Does he think the league will ever make such a change?
“No, it’s not going to change,” Sherman said, “because it’s not affecting the offense. It’s not affecting points being scored. They don’t care if the defense is not getting calls.”
As for his act of anger, defiance and just about insubordination during last weekend’s game, Sherman said there was nothing he regretted or would do differently.
“No,” he said. “Nothing at all.”
That was three days after the superstar screamed at defensive coordinator Kris Richard and teammates following what he called “a mis-check” that should have been communicated better in the third quarter against Atlanta. Sherman was in one coverage and his teammates were in another while Jones ran free behind the confusion for a 36-yard touchdown catch.
Sherman said he and Richard talked after the game and outburst.
“There wasn’t much of a need,” Sherman said. “We had a conversation, but it wasn’t much outside of the norm. I think everything is pretty much understood.”
Any fallout around the locker room over his outburst?

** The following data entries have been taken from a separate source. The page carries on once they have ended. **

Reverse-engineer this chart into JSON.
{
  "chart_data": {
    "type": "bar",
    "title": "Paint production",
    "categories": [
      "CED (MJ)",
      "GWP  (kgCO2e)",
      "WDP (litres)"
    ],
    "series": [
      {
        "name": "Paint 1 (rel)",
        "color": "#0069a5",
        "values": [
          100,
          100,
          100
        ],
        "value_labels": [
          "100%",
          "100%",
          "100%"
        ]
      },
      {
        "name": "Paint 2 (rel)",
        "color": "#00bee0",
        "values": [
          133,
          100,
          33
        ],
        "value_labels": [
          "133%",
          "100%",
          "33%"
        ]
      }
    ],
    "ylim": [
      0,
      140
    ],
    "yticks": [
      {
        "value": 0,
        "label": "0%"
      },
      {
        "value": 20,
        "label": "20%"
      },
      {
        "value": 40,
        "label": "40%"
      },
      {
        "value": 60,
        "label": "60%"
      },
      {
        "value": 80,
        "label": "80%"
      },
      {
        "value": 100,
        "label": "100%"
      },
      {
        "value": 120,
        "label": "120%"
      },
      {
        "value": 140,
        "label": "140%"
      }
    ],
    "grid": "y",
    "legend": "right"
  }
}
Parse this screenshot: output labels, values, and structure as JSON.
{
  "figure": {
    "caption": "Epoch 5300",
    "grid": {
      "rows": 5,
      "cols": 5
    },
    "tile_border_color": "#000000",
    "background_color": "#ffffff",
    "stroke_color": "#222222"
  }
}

“No. No,” Sherman said. “I mean, we are a ball club. Things happen. We came out with the win, and we move on to the next week.”
Coach Pete Carroll said the same thing.
“No, we’re in good shape,” he said. “Our guys worked that through and we’re in great shape. We’re not worried about it a bit.”
Sherman was asked about any line between being “passionate,” the word he and teammate have used to describe his outburst, and being a distraction for the team.
“I guess it depends on the team situation and who is doing it. I think a lot of people who have never played the game would never understand the difference,” Sherman said. “So it would be difficult for me to explain it to people who have never played.”